Une fois Glover et Burke partis, Sam se tourna vers le decker :

— Qu’est-ce que tu as en tête ?

— Je m’occupe de notre avenir, messire Twist.

— Je ne veux pas de ce type dans notre avenir. Si son « problème de communication » se reproduit, on est dans le pétrin ! Surtout s’il est lié à Lofwyr.

— Tu parles trop vite. Je voulais te montrer quelque chose avant l’arrivée de notre ami Glover, mais il a été si prompt que je n’en ai pas eu la possibilité.

— Qu’est-ce que c’est ?

— Un renseignement. Il ne signifie peut-être pas grand-chose. C’est un dossier contenu dans les données transférées par Glover à ATT Seattle.

Dodger pianota sur le clavier de son portable, appelant une liste de sept noms, parmi lesquels Raoul Sanchez. Deux noms étaient marqués comme étant « acquis », celui de Sanchez, « en instance ».

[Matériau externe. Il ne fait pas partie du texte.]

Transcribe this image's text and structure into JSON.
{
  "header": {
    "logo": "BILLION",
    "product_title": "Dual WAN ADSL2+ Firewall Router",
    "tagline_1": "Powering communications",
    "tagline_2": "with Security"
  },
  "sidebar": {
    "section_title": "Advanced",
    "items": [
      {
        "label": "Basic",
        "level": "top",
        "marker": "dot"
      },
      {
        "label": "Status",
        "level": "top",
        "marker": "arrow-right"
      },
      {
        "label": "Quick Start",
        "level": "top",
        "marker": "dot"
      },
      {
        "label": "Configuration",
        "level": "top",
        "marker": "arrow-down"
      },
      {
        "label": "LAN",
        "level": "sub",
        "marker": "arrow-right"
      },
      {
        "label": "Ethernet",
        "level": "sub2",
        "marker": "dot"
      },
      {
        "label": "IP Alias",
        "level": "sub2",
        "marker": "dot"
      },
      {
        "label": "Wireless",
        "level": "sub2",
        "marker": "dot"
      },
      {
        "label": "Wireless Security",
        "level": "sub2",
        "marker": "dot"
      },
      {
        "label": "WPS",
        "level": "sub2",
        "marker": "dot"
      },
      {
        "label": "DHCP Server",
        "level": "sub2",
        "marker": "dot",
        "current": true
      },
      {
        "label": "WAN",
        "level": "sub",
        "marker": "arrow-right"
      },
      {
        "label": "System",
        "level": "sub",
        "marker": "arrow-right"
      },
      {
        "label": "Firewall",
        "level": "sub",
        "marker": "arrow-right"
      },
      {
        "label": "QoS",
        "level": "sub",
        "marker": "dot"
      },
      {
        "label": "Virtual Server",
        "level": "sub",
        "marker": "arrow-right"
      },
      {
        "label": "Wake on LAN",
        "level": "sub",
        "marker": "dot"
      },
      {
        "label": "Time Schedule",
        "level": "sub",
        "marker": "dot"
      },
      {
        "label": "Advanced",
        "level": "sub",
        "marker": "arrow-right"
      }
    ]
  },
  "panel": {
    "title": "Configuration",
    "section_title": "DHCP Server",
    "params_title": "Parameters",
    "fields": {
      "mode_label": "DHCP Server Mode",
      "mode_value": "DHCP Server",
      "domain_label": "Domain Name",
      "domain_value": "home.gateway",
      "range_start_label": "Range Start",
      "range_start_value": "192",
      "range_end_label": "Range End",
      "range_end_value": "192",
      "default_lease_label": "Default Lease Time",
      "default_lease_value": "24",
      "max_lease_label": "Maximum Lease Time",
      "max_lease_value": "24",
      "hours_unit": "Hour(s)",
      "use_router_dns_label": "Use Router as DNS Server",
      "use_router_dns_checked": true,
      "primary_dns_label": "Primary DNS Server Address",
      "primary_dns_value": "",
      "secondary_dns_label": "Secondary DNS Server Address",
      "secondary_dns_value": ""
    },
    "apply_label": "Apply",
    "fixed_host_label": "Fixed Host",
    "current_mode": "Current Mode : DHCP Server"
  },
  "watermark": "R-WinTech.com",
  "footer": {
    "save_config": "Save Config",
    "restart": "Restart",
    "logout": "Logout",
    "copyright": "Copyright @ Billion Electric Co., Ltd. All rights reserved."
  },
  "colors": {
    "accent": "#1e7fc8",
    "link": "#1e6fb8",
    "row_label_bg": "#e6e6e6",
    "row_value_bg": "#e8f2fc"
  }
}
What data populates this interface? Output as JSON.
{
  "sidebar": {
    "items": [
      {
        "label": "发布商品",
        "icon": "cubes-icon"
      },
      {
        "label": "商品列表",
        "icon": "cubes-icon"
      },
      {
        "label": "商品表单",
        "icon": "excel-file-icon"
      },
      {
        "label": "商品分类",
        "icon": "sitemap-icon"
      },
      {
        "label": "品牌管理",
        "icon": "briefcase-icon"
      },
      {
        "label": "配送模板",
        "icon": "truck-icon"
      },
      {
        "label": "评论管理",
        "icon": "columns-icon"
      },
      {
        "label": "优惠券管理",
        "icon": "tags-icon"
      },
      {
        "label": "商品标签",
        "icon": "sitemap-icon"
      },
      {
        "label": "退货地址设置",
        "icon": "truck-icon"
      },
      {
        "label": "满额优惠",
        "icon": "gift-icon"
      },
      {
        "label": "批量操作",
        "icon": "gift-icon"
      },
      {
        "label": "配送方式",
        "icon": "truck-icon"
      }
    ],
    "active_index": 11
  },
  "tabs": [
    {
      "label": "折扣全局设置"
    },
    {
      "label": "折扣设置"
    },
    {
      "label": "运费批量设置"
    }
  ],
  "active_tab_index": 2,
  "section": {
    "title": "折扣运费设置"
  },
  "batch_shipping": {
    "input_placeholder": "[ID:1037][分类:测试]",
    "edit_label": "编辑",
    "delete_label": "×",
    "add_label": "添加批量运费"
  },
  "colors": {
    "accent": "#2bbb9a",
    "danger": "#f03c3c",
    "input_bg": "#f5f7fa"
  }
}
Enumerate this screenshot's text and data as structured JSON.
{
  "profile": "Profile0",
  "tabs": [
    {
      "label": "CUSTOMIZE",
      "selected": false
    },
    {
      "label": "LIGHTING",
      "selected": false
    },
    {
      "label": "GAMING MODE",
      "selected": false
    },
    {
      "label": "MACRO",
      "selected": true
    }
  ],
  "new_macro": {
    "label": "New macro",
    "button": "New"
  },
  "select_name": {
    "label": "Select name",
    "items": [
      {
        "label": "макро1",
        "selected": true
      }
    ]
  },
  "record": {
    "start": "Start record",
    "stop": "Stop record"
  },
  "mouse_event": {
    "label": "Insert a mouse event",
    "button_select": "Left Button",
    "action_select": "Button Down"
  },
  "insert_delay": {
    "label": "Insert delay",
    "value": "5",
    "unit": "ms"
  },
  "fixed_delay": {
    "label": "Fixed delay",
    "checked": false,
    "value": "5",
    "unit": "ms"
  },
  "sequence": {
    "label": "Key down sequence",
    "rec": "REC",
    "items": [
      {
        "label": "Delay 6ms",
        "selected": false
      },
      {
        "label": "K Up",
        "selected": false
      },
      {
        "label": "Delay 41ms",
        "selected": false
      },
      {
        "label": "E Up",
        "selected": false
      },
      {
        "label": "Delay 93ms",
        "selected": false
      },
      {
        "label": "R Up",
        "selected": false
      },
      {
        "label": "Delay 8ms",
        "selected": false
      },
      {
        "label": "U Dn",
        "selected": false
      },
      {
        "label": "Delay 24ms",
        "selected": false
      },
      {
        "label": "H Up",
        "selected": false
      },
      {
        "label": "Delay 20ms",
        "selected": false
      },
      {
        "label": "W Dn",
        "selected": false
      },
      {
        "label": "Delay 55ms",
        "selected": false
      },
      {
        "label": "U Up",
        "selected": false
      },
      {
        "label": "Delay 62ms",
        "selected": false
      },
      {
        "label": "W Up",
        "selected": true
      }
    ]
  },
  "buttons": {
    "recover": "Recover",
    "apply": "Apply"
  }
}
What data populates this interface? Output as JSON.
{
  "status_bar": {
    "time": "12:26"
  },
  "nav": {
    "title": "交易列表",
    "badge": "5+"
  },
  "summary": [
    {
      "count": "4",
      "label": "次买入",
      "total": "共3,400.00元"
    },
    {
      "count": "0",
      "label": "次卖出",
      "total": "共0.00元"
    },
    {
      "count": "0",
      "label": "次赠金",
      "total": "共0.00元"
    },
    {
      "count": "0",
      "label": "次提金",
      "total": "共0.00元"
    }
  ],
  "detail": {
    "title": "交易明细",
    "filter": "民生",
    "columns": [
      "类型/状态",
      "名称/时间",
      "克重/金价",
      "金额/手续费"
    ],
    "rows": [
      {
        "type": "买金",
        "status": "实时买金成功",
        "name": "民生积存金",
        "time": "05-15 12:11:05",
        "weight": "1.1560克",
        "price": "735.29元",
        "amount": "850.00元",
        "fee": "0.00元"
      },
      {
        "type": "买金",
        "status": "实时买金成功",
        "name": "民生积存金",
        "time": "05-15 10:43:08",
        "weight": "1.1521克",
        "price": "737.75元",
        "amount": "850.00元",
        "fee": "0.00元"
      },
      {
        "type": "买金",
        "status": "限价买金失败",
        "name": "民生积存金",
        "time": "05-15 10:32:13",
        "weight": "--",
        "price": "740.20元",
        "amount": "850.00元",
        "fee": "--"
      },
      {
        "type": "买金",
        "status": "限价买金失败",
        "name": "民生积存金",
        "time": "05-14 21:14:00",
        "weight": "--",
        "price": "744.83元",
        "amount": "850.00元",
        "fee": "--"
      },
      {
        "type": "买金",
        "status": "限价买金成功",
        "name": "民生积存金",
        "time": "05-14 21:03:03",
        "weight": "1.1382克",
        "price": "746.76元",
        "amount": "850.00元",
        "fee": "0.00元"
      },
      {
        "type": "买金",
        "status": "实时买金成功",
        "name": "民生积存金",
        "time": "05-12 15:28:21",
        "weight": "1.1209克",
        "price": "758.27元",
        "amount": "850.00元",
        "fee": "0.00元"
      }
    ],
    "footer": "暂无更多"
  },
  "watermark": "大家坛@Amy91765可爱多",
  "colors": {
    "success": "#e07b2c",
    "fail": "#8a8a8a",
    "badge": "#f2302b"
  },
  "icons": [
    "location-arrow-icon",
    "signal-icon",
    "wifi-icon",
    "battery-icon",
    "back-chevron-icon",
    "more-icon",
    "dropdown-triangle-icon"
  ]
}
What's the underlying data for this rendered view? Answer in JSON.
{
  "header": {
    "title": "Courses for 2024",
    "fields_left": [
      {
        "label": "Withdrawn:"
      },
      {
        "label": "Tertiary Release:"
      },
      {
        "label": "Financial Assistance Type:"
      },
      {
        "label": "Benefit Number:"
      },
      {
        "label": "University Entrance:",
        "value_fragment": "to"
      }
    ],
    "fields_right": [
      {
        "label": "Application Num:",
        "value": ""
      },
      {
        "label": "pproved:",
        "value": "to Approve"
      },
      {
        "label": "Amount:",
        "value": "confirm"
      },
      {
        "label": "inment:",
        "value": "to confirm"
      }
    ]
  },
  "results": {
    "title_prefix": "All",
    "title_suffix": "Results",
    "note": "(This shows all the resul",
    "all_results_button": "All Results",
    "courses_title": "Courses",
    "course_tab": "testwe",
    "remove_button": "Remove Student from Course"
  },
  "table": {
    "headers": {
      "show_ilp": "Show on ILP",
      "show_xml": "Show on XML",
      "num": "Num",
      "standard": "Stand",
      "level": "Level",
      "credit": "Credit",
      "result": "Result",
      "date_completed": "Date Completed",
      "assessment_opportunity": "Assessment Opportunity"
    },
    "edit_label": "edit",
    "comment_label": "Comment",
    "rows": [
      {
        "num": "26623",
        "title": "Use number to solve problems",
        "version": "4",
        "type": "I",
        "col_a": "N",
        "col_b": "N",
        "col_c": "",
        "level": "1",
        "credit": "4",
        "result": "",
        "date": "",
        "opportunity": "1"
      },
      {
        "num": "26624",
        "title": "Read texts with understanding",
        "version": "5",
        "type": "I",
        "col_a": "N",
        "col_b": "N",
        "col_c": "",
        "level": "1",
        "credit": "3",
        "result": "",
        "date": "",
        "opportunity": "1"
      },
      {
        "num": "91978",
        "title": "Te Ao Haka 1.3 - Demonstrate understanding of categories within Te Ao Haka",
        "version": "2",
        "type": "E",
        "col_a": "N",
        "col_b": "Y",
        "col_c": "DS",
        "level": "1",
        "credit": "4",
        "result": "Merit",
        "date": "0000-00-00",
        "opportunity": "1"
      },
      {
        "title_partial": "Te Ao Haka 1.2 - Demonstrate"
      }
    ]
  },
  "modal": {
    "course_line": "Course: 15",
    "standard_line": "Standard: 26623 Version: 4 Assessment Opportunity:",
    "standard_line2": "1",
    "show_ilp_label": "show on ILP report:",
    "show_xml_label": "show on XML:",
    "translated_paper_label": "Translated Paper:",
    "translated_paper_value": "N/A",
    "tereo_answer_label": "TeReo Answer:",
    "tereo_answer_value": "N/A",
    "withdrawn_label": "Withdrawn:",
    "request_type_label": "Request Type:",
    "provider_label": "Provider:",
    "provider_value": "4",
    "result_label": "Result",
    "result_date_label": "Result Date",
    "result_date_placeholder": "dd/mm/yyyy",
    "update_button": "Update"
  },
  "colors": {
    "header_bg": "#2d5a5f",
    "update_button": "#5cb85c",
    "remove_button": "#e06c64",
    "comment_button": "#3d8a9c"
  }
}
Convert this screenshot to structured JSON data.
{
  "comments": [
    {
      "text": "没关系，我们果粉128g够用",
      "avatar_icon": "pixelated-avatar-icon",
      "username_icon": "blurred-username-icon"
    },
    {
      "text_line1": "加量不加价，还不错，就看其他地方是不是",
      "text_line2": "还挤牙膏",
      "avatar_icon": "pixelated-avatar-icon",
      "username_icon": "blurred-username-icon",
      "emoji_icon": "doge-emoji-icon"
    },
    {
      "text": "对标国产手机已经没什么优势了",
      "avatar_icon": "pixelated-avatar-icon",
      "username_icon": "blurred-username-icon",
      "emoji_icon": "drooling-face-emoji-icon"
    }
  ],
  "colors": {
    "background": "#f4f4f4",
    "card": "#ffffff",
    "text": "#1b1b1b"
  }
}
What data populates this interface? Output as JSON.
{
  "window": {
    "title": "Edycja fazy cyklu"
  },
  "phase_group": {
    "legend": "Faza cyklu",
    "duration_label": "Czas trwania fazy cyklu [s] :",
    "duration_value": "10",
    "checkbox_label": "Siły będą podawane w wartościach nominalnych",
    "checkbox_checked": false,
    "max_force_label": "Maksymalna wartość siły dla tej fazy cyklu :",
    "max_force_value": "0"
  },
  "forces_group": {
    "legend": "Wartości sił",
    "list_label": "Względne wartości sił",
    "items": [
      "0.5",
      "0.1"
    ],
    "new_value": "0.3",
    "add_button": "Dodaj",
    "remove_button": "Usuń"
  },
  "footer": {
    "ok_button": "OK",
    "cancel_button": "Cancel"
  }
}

— Et alors ? fit Sam. Glover collectionne les gens. Il n’y a aucun nom que je connaisse sur cette liste.

— Tu en es sûr, messire Twist ? (Il lui montra le septième nom.) « Janice Walters, Yomi ». La coutume japonaise n’exige-t-elle pas que les gobelinisés changent de nom ?

Verner acquiesça, la bouche sèche. La plupart des Japonais considéraient la présence d’un métahumain dans une famille comme une honte. Les malheureux étaient envoyés à Yomi, et leur identité était modifiée pour laver la tache. Janice Walters pouvait-elle être Janice Verner, sa sœur ?

Sam ne savait pas si les officiels de Yomi l’auraient laissée choisir son nouveau nom. Si c’était le cas, elle aurait pu opter pour Walters, le patronyme de leur grand-mère maternelle. Janice l’idolâtrait, bien qu’elle ne l’ait jamais connue.

Il y avait peu de chance que la femme recherchée par Glover soit sa sœur. Mais pouvait-il prendre le risque de les négliger ?

Et que voulait le corporatiste à tous ces gens ? Si cette femme était Janice, Verner devait le savoir. Quoi de mieux, pour ça, que se lier à l’organisation représentée par « M. Johnson » ?

Il n’aimait pas ça, mais il serait obligé de continuer à travailler pour Glover.